Artystce udaje się uzyskać w namalowanym pejzażu ten stan autonomii, który wyzwala go z ciasnej rzeczywistości otwierając go na nowe życie. Artystka nie zatrzymuje się na złudnym, jedynie wrażeniowym oglądzie. Dla poznania przedstawianego przedmiotu sięga dalej, w głąb, odczytując dualizm świata. Wie, że jest nierozerwalnie dwojaki: materialny i duchowy. Czy może materialny i składający się z tego wszystkiego, co istnieje poza namacalną materią, czyli z emocji, odczuć najgłębszych, stanów niewyrażalnych.
Artystka w pewien sposób utożsamia się z pejzażem, ale nie zniekształca go, nie deformuje podporządkowując go swojemu ja, tak, żeby stał się wyrazem jej indywidualnych, wewnętrznych stanów. Raczej staje przed wykadrowanym przez „oko artysty” fragmentem natury i z wielką pokorą odnajduje tkwiący tam mistycyzm tożsamy z jej emocjami. Interpretuje widzialny świat jako rzeczywistość wielowymiarową ze swojego punktu widzenia.

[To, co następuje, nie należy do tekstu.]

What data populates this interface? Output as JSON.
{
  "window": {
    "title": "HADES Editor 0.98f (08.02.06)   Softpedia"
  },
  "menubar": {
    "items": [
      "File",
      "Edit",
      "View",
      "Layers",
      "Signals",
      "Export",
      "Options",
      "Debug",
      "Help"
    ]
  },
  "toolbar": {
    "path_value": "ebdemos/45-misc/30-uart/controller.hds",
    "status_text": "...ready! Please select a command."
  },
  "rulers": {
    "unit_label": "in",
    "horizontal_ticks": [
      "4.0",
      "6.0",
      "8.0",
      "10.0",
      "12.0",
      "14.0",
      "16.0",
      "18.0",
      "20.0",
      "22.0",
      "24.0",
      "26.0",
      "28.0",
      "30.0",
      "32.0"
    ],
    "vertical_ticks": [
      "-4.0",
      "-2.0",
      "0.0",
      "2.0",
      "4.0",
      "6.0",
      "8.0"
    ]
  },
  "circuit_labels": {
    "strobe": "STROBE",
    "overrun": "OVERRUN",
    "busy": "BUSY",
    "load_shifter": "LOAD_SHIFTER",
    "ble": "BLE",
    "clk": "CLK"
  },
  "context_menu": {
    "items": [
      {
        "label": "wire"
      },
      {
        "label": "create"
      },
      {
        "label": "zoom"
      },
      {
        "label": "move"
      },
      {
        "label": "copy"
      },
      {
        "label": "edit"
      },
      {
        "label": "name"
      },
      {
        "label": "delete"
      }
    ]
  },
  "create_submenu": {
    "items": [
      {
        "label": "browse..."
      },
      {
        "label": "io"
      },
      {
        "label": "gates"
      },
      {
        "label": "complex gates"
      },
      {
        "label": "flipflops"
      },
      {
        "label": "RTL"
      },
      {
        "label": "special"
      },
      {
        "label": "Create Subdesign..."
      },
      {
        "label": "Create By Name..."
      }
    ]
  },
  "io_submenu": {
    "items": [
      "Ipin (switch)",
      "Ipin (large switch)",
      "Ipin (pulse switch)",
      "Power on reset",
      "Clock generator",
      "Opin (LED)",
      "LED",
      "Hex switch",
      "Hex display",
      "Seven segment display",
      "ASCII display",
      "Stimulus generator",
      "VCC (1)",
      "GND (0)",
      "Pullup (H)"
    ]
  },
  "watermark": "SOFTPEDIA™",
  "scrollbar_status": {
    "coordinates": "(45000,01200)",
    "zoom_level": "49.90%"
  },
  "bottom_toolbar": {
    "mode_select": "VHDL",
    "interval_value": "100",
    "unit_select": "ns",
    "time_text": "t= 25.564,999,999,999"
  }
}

Wychodząc od rzeczywistości, poprzez dialog z naturą dociera do istoty. Dlatego plastycznie zaciera precyzyjne widzenie optyczne, świat traci ostrość i wtedy bardziej widoczne są prawa rządzące naturą. Pewność i osobisty stosunek do rzeczywistości widoczny jest w ekspresyjnych pociągnięciach pędzla wyznaczających gest artystki.
Agnieszka Mitura nie próbuje „kopiować” koloru natury, ale tworzy taki świat plastyczny, w którym kolor jest bohaterem czy wręcz elementem eksperymentu, trochę elementem obszaru badawczego. Kiedy dołożymy do tego konstruowanie kompozycji, napięcia wektorów ją budujących i gest artysty dostrzeżemy autonomiczny świat wyznaczony płaskim płótnem. Posiada on ten dualizm, który dostrzegła artystka kontemplując naturę. Dualizm wyznaczony tu przez materię malarską i warstwę wewnętrzną, którą do końca trudno ująć w słowa.
Artystka związana jest z Kazimierzem Dolnym poprzez galerie i Kazimierską Konfraternię Sztuki.
Na wystawie będziemy mogli zobaczyć obrazy z cyklu Wisła.